I’ve never felt so refreshed. Momentarily, I have lived my favorite Italian proverb, “l’arte di non fare niente,” or “practicing the art of doing nothing.”
My day started hectically: An assignment was due, meetings were scheduled, and I needed to prepare for a retreat I was conducting.
At noon, I took a lunch break with the intention of returning to my work as quickly as possible. As I walked home from the restaurant on the mall near the U.S. Capitol in Washington the thought occurred, “Why not practice ‘l’arte di non fare niente,’ sit on a bench, forget all activities, and set no time limits.”
Gillian Anderson, an American actress, once wrote, “I have a real problem with stillness, with just stopping and being quiet.”
I concur! Guilt, urgency and restlessness conspired against me that day, giving me the judders. It was extremely difficult to stop with everything in me desiring to rush off.
Our accelerated age of hyperactivity has spawned countless books on ways to counter its damaging effects, making us wonder if this rushed, nonstop, torrid pace is one reason why so many celebrities die from drug overdoses. Were they searching for the peace of mind that stillness generates? Did they choose the wrong means for achieving it? And what might be the right means for accomplishing this desired stillness?
First, let’s identify the culprits depriving us of stillness. For example, are we on the Internet or texting nonstop? Are we glued to the news, not knowing when to stop, or do we have a problem saying “no”? Have these practices become an addiction? If so, admit the addiction. Humble admission is, and always has been, the first step to recovery.
Second, take the offensive. Kristin Armstrong, an Olympic gold medalist in cycling, points out, “When everything is moving and shifting, the only way to counteract chaos is stillness. When things feel extraordinary, strive for ordinary.

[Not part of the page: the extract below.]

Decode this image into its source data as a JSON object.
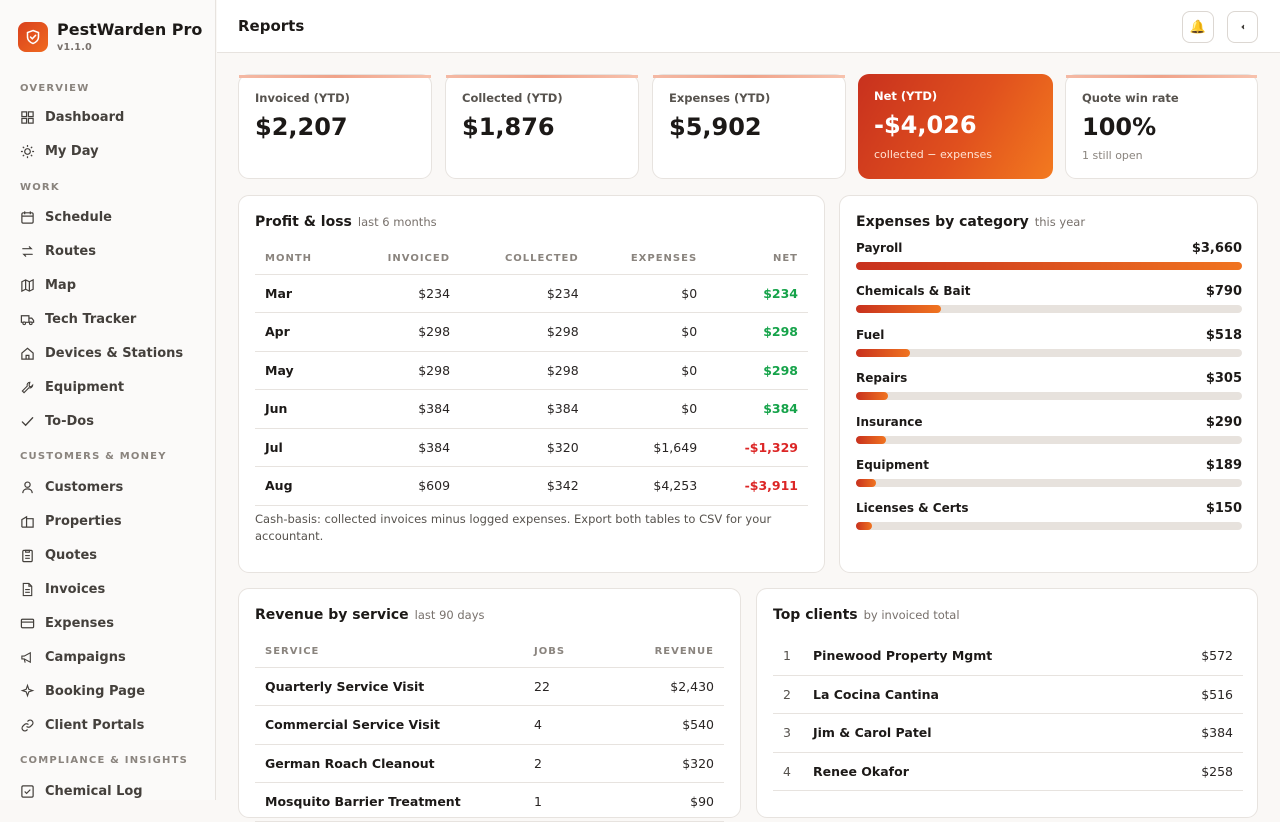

When the surface is wavy, dive deeper for quieter waters.”
In other words, concede that you have a predicament, bite the bullet and move on.

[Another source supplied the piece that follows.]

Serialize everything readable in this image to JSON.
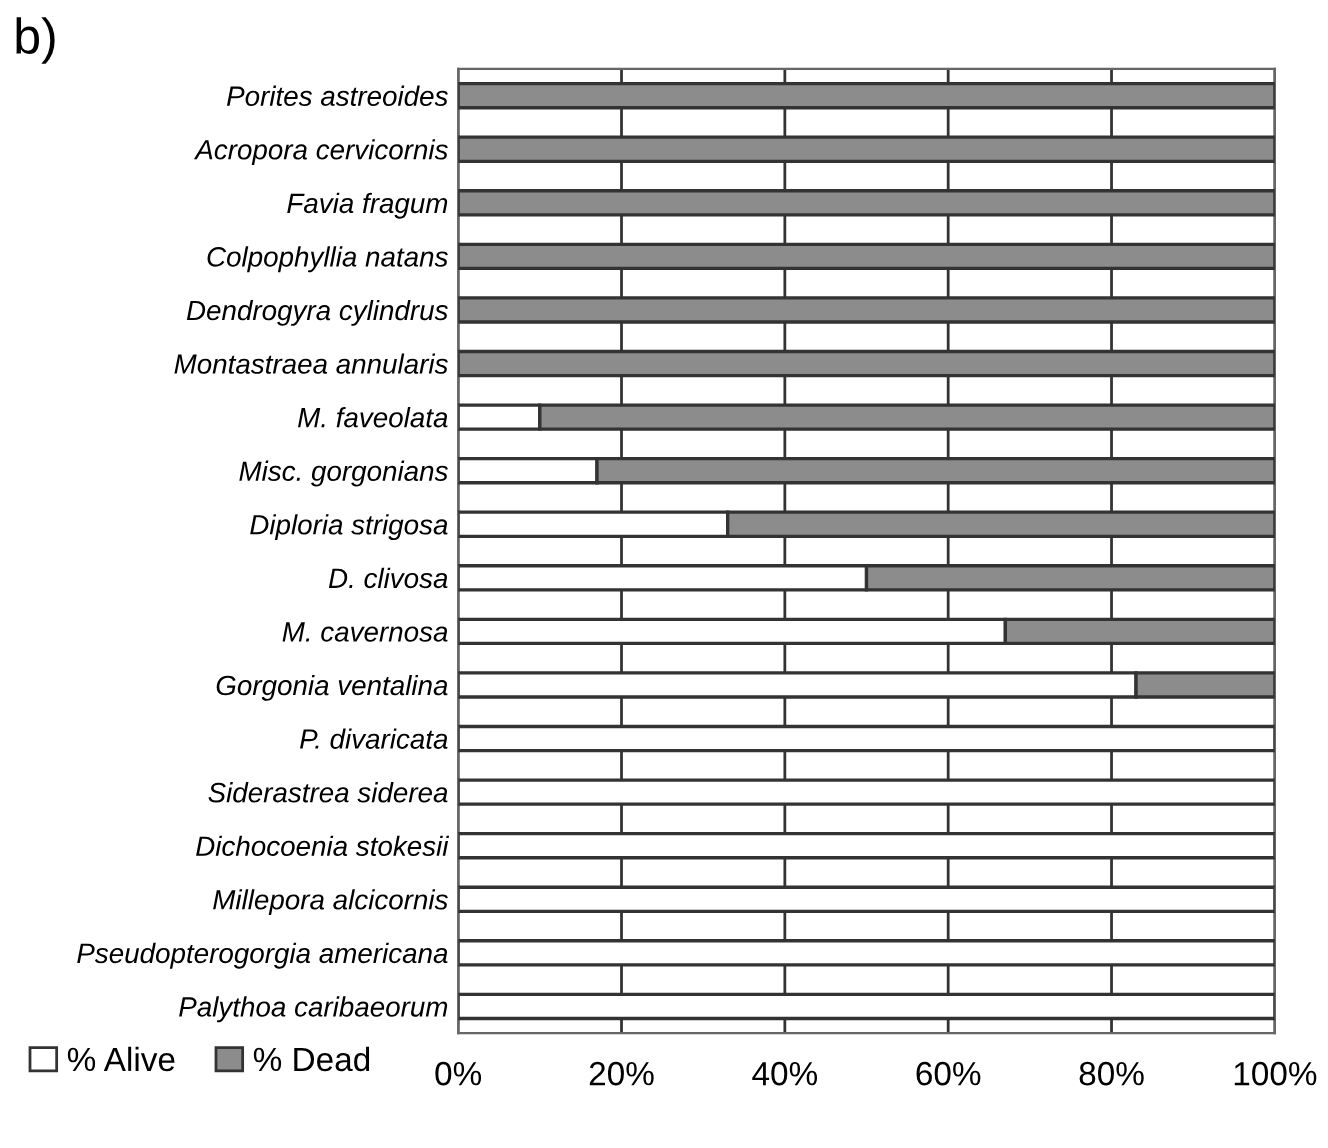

Third, to achieve stillness, give it a supernatural context. This is something that Blessed Teresa of Kolkata said well by stating, “We cannot find God in noise or agitation. In nature we find silence — the trees, flowers and grass grow in silence. The stars, the moon and the sun move in silence. … What is essential is not what we say but what God tells us and what he tells others through us. In silence he listens to us; in silence he speaks to our souls. In silence we are granted the privilege of listening to his voice.”